The back injury that involves the anterior displacement of one vertebra over another is called spondylolisthesis, usually occurs in children between 9 and 14 years as well as in athletes who subject the spine to much stress as in the release , wrestling, dance, golf, soccer, weightlifting, weightlifting and gymnastics.
Isthmic spondylolisthesis, which is the most common form of this condition can be caused by a faulty gene on bone formation of the vertebrae on the other hand the physical stresses applied to the vertebral column components break weak or inadequately trained, so that repeatedly heavy lifting, bending, or twisting can cause small fractures in the vertebral structure and cause the slippage of one vertebra over another.
Usually the fifth or last lumbar vertebra (L5) that slips past on the first sacral vertebra (S1). Spondylolisthesis can occur in varying degrees depending on the length of displacement of the vertebra, which is measured with X-rays from the inside.
Grade I: anterior displacement of 25%
Grade II: anterior displacement greater than 25%
Grade III: anterior displacement greater than 50%
Grade IV: anterior displacement greater than 75%
Symptoms of spondylolisthesis
Spondylolisthesis L5-S1. Displacement of the fifth vertebra lumbsr on the first sacral vertebrae.
Spondylolisthesis L5-S1. Displacement of the fifth vertebra lumbsr on the first sacral vertebrae.
When anterior displacement is at or below 25% (Grade I) there shall be no symptoms and can ignore the person that has a defect in the spine.
In cases where anterior displacement greater than 25% (Grades II, III and IV) shows that back pain may or may not radiate to the legs, the pain increases in activities that require bending of the trunk backward (extension), and may feel a “crick” in the back at point anterior vertebral displacement.
Muscle spasms may also occur, pain or leg weakness, tightness of the hamstrings and irregular motion. In severe cases the disease can cause deviation of the spine and protruding abdomen, torso shortening and unsteady walking or duck.
Diagnosis of Spondylolisthesis
If you have any recurrent back pain or more of these signs need to see a doctor to perform a proper diagnosis and subsequent treatment.

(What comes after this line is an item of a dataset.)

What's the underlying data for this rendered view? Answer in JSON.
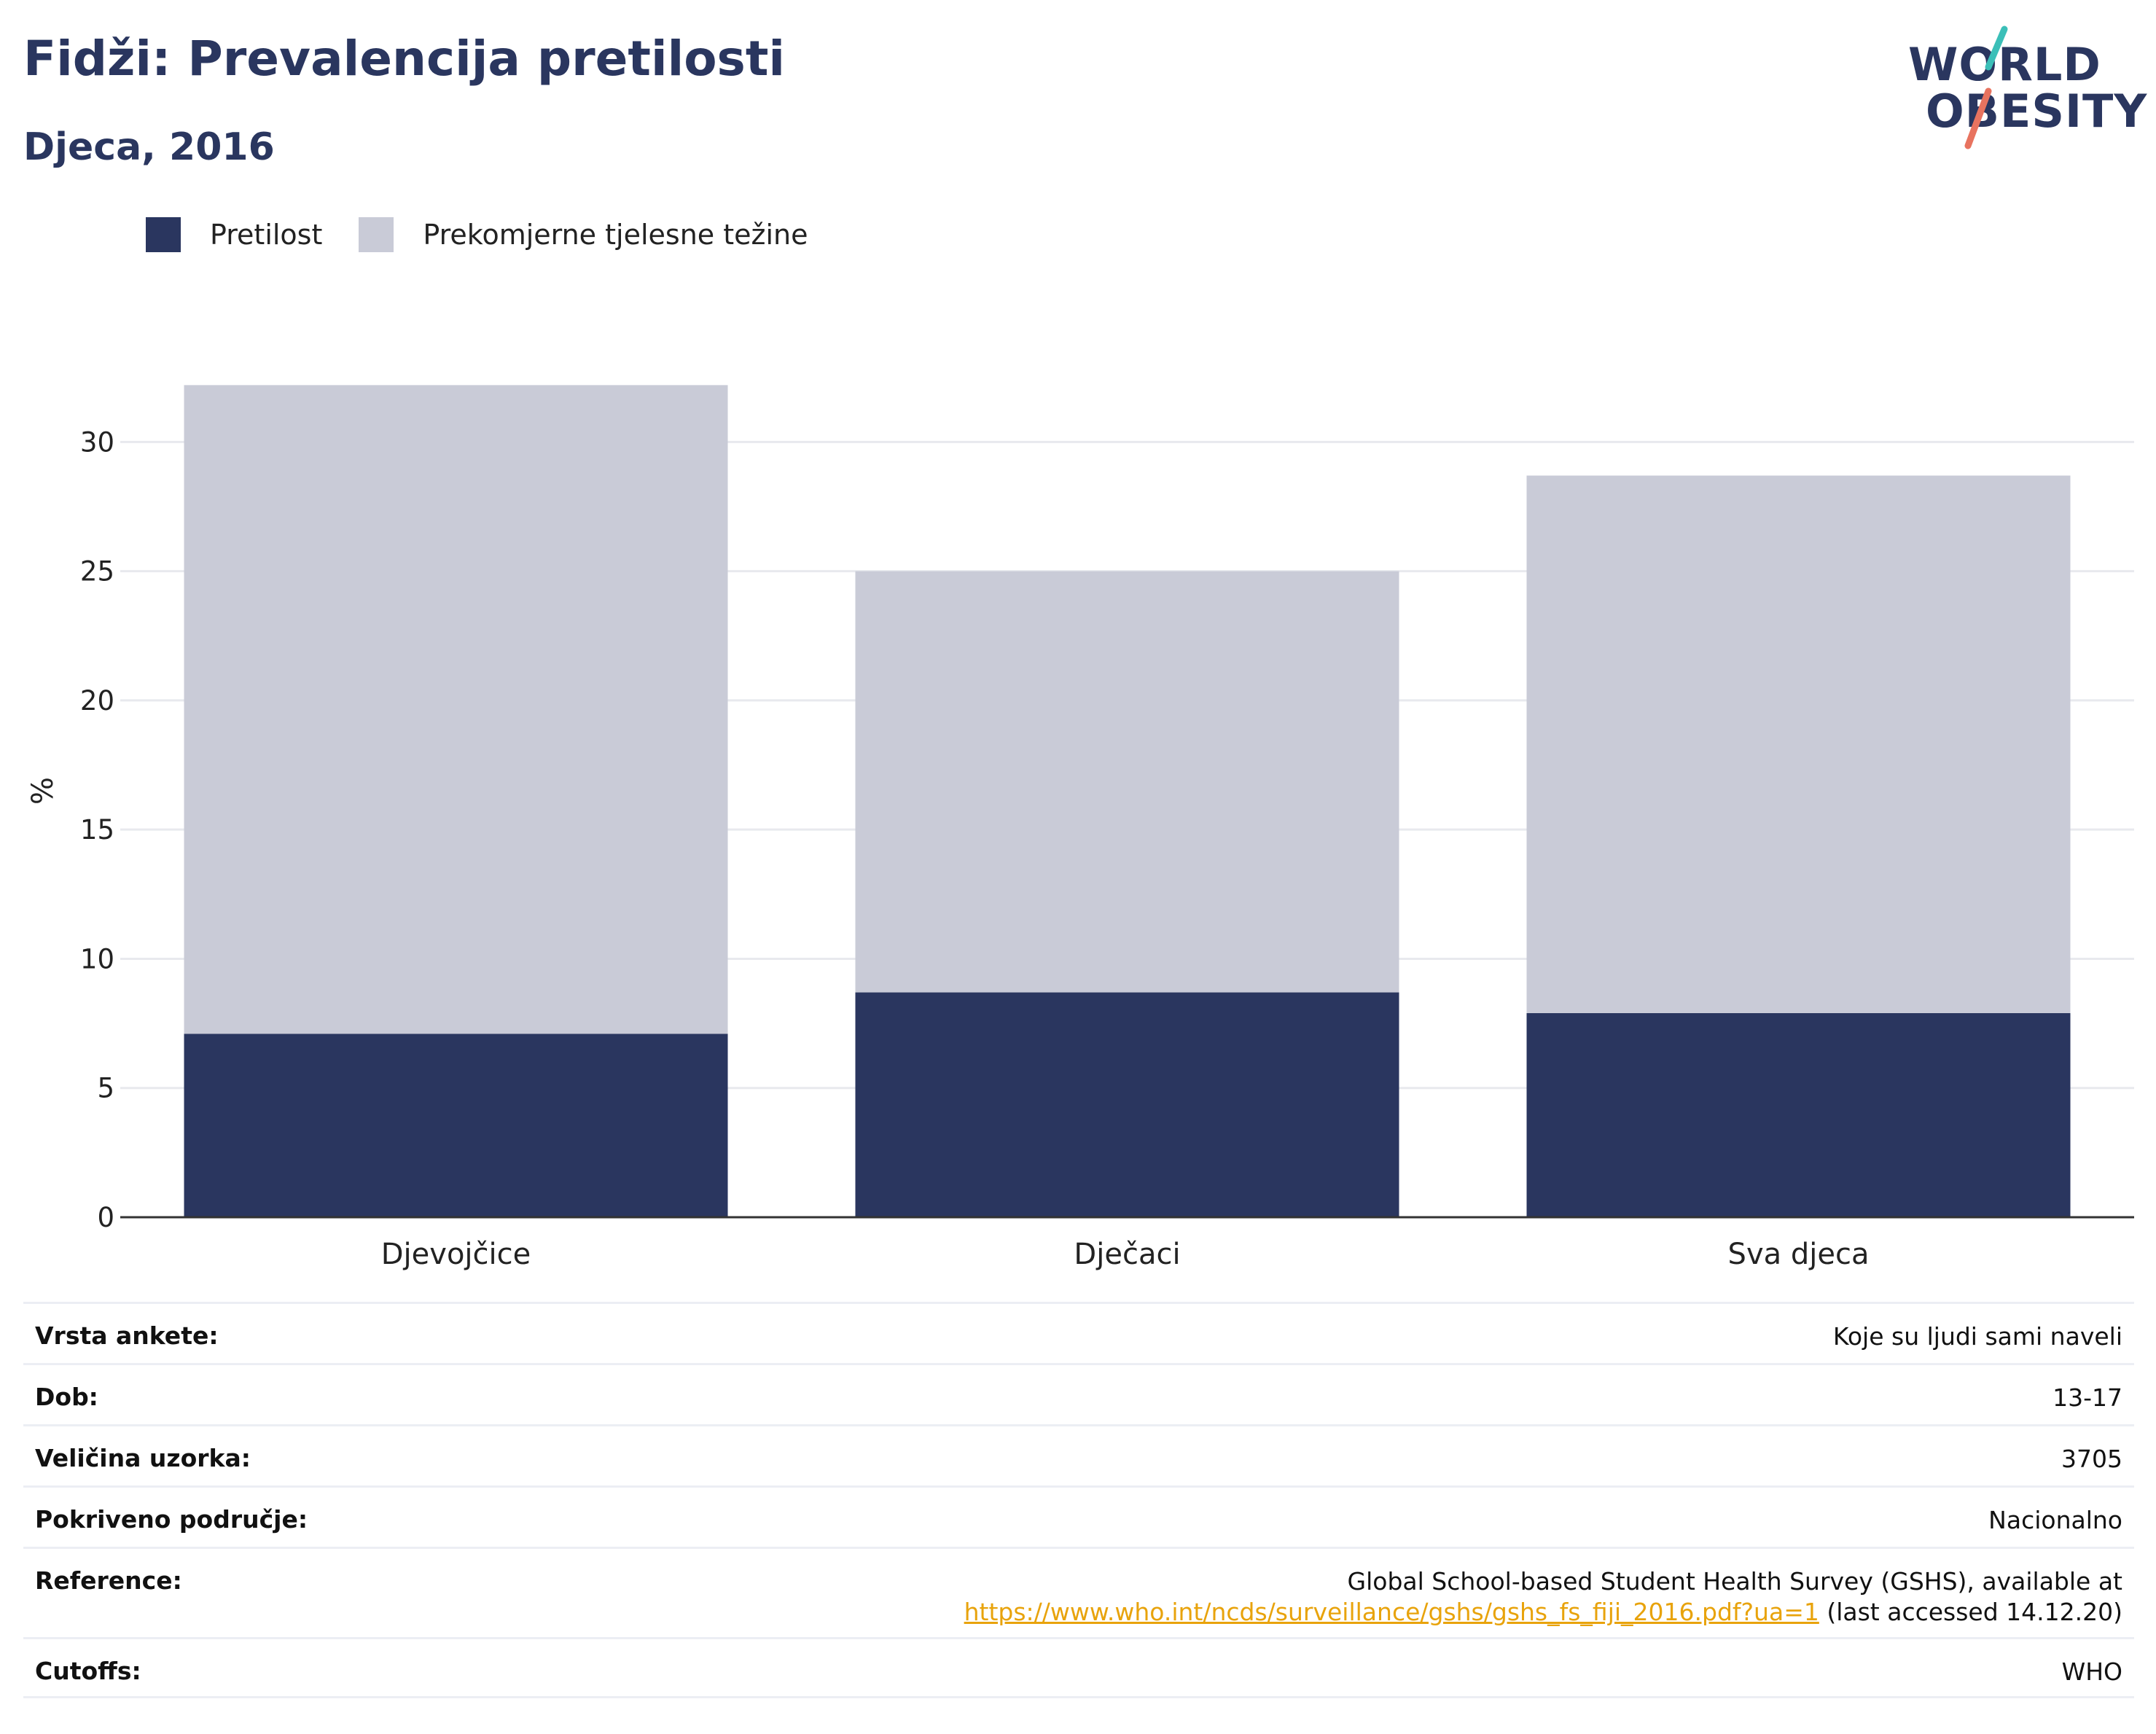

In the first consultation we will discuss with the doctor about the symptoms, their severity, and treatments received for pain relief.
Then the specialist proceeds to carefully examine the physical examination to determine whether limitations of movement, balance problems, and pain. During this examination the doctor will also see if there is loss of reflexes in the extremities, muscle weakness, loss of sensation or other signs of neurological damage.
Depending on the case will require supplemental diagnostic tests, starting with standard projection radiographs anteroposterior, lateral and oblique views of the lumbosacral spine help to exclude other problems may also be necessary to use computed tomography (CT) or magnetic resonance imaging ( NMR) to confirm the diagnosis. Even a myelogram may be necessary, a test that involves the use of a liquid dye that is injected into the spinal column to show the degree of nerve compression and slippage between involved vertebrae.
Treatment of spondylolisthesis
In children and adolescents with asymptomatic spondylolisthesis treatment is controversial, however seems to be a general consensus not to apply any treatment if the slip does not exceed 25% and to restrict contact sports and physical activity in severe landslides between 25 % and 50%.
In most cases of degenerative spondylolisthesis, especially Grades I and II, when there is pain or other symptoms is temporary bed rest, restriction of the activities that caused the onset of symptoms, pain medications and anti-inflammatory steroid-anesthetic injections, physical therapy and / or spinal bracing.
What can the athlete do?
- Avoid activities that cause or increase pain.
- Can continue to train but avoid those exercises that engage the back.
- Stretching the hamstrings are tight because if you can rotate the pelvis backward in relation to the vertebra forward.
- Abdominal strengthening exercises.
- Use a lumbar belt to prevent excessive movements of trunk flexion.
- Visiting a physiotherapist for treatment.
What can the doctor and physiotherapist?
- Prescribing strengthening exercises.
- Mobilize stiff joints of the vertebral column surrounding anteriorizada
- Resort to surgery if treatment is not effective rehabilitation.
Surgical
Surgery is required in severe cases usually Grade III or above, when there is neurological damage, when the pain is disabling, or who have failed all nonoperative treatment options.
The most common surgical procedure used to treat spondylolisthesis is called a laminectomy and fusion, this procedure widens the spinal canal by removing or trimming the lamina or roof of the vertebra to create a larger space for the nerves and relieve pressure on spinal cord.
It may be necessary for the surgeon to remove all or part of the vertebral disc and also fuse vertebrae. If fusion is done, you may need to do a bone graft and fusion with implantation of various devices such as screws, rods, hooks or interbody grids to reinforce and support the spine unstable.
Prevention and back
It is impossible to prevent all back problems and particularly the spine, but there are things we can do to keep healthy: Avoid or limit activities that cause significant efforts to the column, lose weight, start a program of regular exercise, not smoking and learn proper body mechanics are things that can help reduce the risk of additional back problems.